DV: Every day was different, which is kind of what I liked about it. Typically what I would do is I’ll get into the lab and I would work with some sort of cell. So we were using something called HEK cells, which stands for human embryonic kidney. Once the cell had DNA inside of it, we expressed the antibody that we coded for it. And so we were just able to test how strong the antibodies were, what concentration we needed. Other things like that, we’re doing this against diseases like SARS, COVID, yellow fever virus and HIV.  

TQ: Do you think you may want to do something similar in the future? 

DV: I’m a senior now, so I’m applying to be a Ph.D. student at MIT next year. The program is really supportive, like all the alumni want to help [program participants] with getting to like top colleges. But I’m sort of stuck on like the MIT mindset, like, I want to go back there.

Marin Bultena, ’23

International Studies/History major

The Quadrangle: Where did you complete research this summer?

Marin Bultena: I was grounded at MC doing historical research. I was a Branigan scholar for the summer under the advisory of Dr. Nefertiti Takla. I had the opportunity to pursue research in the field of my interest after doing a whole grant process, and it’s been a good summer so far.

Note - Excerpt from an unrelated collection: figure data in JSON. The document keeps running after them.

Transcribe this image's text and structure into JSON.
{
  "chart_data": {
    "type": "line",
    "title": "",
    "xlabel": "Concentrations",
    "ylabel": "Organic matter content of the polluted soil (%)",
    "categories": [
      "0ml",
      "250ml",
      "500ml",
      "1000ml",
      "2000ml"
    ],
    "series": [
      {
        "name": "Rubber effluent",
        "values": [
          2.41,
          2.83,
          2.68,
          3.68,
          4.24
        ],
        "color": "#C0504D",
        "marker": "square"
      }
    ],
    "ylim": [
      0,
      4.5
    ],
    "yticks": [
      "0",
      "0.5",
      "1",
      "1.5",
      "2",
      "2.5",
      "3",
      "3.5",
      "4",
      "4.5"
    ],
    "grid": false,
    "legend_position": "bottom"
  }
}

TQ: What did your research look like?

MB: I’m working in humanities, and humanities research does not look like stem research. There’s no labs, my equipment is archival sources. So my project is looking at anti-trafficking and prostitution reform in interwar Egypt. So in between the First World War and the Second World War, there were a lot of people really concerned about trafficking and prostitution in these in a setting of the British Empire. So I’m looking at how these sources were talking about the issue and trying to understand how their ideas about race, gender, and class might have impacted their approach to the issue and how they viewed it. So I’m doing that by looking at their internal documents.  

TQ: What was the research scholars program like?

MB: So in the beginning of the summer, we did bi-weekly seminars with all the scholars on topics like research ethics, resume building, ect. The programs are built with a different set of requirements and metrics. But for Branigan it concludes with 50 to 70 pages of humanities research that is comparable to something like a master’s thesis.